NSC operates an archive for SMHI that can be accessed with a file system view. This is implemented via the HSM functionality of Spectrum Scale (GPFS) backed by tape storage. Access is through the SSH based file transfer protocol SFTP.
Only a limited subset of the data is stored on disk in the archive, but all directories and files are visible as if they were. Data is transparently fetched in the background if it is only available on tape. Vice versa data uploaded to the archive is migrated to tape in the background. The disk storage should be seen more as a cache.
To be able to access Webb a separate account is needed. It is not the same one as on any other SMHI systems. Please email email@example.com to request one.
Since most of the data is physically located on tape there will be an initial delay when it is fetched from tape. Depending on the amount of data and if it was uploaded at different times it may require mounting several tape volumes. This may lead to variations in how long accesses take. Transferring data in a batch job to a local server is encouraged so it is not dependant on a workstation or a laptop.
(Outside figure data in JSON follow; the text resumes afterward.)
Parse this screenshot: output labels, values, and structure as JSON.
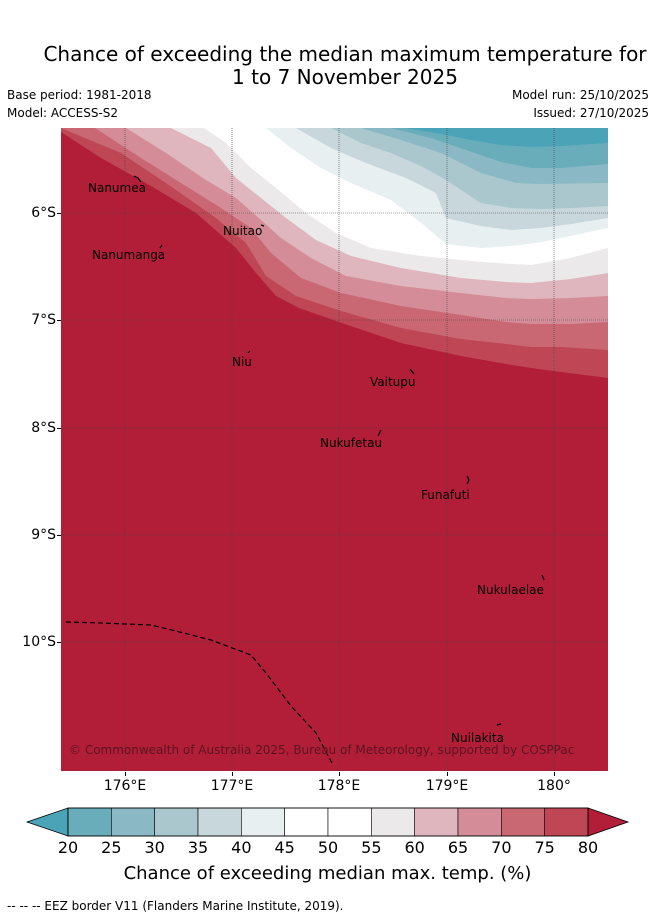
{
  "title": {
    "line1": "Chance of exceeding the median maximum temperature for",
    "line2": "1 to 7 November 2025"
  },
  "meta": {
    "base_period": "Base period: 1981-2018",
    "model": "Model: ACCESS-S2",
    "model_run": "Model run: 25/10/2025",
    "issued": "Issued: 27/10/2025"
  },
  "map": {
    "background_color": "#b21e38",
    "latitude_labels": [
      "6°S",
      "7°S",
      "8°S",
      "9°S",
      "10°S"
    ],
    "longitude_labels": [
      "176°E",
      "177°E",
      "178°E",
      "179°E",
      "180°"
    ],
    "places": [
      {
        "name": "Nanumea"
      },
      {
        "name": "Nuitao"
      },
      {
        "name": "Nanumanga"
      },
      {
        "name": "Niu"
      },
      {
        "name": "Vaitupu"
      },
      {
        "name": "Nukufetau"
      },
      {
        "name": "Funafuti"
      },
      {
        "name": "Nukulaelae"
      },
      {
        "name": "Nuilakita"
      }
    ],
    "copyright": "© Commonwealth of Australia 2025, Bureau of Meteorology, supported by COSPPac"
  },
  "colorbar": {
    "ticks": [
      "20",
      "25",
      "30",
      "35",
      "40",
      "45",
      "50",
      "55",
      "60",
      "65",
      "70",
      "75",
      "80"
    ],
    "under_color": "#4aa3b6",
    "over_color": "#b21e38",
    "colors": [
      "#69adbb",
      "#8ab9c5",
      "#a9c7cd",
      "#c7d7dc",
      "#e8eff1",
      "#ffffff",
      "#ffffff",
      "#ebe9e9",
      "#dfb6bd",
      "#d48d98",
      "#c96873",
      "#bf4655"
    ],
    "label": "Chance of exceeding median max. temp. (%)"
  },
  "footer": "--  --  -- EEZ border V11 (Flanders Marine Institute, 2019)."
}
Large files are in general more suited to a streaming media type like tape, so we recommend packing small files into larger archives to improve the recall latency. Due to the way the HSM resource is accessed (SFTP/NFS) usually only one file at a time will be recalled, since the reading processes will open files serially. Extracting an archive onto local storage is usually preferable if the goal is to access many files.
Bandwidth is not the main issue, a single tape drive can deliver higher bandwidth than a singe hard drive, but the latecny is much higher on tape. Mounting a tape cartridge and moving the tape to the right spot can take a couple of minutes if the tape library is heavily loaded and the data is at the end of the tape. Tapes are dismounted fairly quickly (one minute after last access), so if the next request for the same tape comes in later the process starts anew.
How large the archive files should be is dependant on how the data is going to be used. When creating archive files the expected workflow for reading data should be taken into account. For example, if it is time based data series packing it into weekly or monthly archives is usually suitable.